In much the same way that the shift from in-person retail to digital shopping has changed retail over the past decade, the expanded possibilities surrounding cross-border remittances are set to follow a similar transformation.
While consumers already have a wide array of retail choices for transferring funds abroad, the process of actually sending money across borders still has significant challenges, including excessive, highly variable fees and long processing times, which hampers the remittance experience. As a result, many customers are turning to cryptocurrencies as a payment option to avoid some of the pain points of traditional methods.
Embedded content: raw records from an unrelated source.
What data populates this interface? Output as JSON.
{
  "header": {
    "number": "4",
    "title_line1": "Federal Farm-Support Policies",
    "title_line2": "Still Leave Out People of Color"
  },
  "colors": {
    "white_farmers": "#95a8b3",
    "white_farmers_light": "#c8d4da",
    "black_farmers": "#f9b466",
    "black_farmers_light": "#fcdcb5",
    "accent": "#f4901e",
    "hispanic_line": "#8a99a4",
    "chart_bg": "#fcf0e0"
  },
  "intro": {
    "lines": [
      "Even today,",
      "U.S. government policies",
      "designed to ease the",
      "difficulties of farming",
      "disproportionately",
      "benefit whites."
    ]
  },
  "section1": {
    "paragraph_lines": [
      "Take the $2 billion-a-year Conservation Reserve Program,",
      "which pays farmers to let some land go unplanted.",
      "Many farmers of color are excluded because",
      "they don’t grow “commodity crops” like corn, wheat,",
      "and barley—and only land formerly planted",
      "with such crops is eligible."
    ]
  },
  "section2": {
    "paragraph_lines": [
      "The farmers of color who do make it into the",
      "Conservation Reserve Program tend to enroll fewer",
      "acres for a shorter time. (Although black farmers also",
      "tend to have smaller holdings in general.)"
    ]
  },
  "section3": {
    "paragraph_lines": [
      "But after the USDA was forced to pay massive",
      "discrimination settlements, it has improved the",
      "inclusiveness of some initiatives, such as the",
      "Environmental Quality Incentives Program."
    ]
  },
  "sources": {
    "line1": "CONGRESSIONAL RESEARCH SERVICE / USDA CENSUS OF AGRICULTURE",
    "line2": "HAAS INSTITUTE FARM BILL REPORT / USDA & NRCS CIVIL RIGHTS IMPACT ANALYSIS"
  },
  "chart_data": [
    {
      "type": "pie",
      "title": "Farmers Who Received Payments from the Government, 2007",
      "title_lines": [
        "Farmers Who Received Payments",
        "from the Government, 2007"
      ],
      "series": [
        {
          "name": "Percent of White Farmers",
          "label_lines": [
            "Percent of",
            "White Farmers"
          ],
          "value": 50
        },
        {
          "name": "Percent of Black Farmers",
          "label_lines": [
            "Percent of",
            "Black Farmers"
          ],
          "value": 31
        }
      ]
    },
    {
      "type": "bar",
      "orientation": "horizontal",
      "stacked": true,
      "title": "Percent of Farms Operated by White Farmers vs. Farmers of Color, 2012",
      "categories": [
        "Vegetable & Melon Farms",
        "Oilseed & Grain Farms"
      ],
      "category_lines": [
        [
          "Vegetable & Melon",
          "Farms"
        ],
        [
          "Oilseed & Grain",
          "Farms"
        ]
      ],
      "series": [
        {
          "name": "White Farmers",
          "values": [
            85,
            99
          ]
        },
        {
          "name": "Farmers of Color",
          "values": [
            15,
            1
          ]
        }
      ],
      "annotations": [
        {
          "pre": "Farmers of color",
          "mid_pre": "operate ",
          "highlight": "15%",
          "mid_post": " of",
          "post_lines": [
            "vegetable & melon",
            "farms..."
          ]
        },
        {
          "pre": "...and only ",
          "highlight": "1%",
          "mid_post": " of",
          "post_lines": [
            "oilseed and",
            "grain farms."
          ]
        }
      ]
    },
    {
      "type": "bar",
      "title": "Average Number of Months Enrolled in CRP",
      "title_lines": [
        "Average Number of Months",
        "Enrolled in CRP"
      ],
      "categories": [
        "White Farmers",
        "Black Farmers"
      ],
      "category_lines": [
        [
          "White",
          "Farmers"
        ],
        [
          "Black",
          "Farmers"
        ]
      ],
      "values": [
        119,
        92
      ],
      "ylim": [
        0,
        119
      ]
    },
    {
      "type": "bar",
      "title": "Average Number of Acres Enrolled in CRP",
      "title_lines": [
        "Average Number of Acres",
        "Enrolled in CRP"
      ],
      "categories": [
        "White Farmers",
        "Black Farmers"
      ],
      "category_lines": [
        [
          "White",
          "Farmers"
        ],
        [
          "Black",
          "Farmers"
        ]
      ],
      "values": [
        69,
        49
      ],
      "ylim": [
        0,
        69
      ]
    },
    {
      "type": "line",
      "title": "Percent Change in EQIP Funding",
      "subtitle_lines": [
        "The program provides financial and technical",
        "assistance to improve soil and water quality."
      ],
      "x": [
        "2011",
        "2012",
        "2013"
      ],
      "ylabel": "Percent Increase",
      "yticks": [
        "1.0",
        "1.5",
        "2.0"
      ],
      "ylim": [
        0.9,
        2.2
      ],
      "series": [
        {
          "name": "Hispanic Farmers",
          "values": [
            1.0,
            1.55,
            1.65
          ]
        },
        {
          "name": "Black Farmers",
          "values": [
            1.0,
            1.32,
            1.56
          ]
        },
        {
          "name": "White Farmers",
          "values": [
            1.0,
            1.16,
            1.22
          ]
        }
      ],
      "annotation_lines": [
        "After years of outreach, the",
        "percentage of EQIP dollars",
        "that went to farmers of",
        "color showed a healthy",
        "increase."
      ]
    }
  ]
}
In The Digital Currency Shift: The Cross-Border Remittances Report, a PYMNTS and Stellar Development Foundation collaboration, a survey of nearly 2,100 U.S. consumers found that the majority of those who sent remittances already owned cryptocurrency at about four times the rate of the U.S. population as a whole.
In addition, the data also revealed that despite the rise in cryptocurrency use, 64% of consumers used PayPal, making it the most common remittance method for sending remittances online. Bank transfers (55%), mobile wallets (49%) and credits cards (48%) followed as other heavily used payments methods.
The study also found that regardless of payment method, trust was the deciding factor in consumers’ choice for choosing a particular payment service provider (PSP) 55.7% of the time. Other considerations included safety of transaction, fraud protection, speed and cost of the transaction.
And finally, among consumers who already make remittance payments with cryptocurrency, 53% said trust in the brand name of their PSP mattered to them, with Remitly, Xe, WorldRemit, and OFX were cited as some of the most trusted names in the market.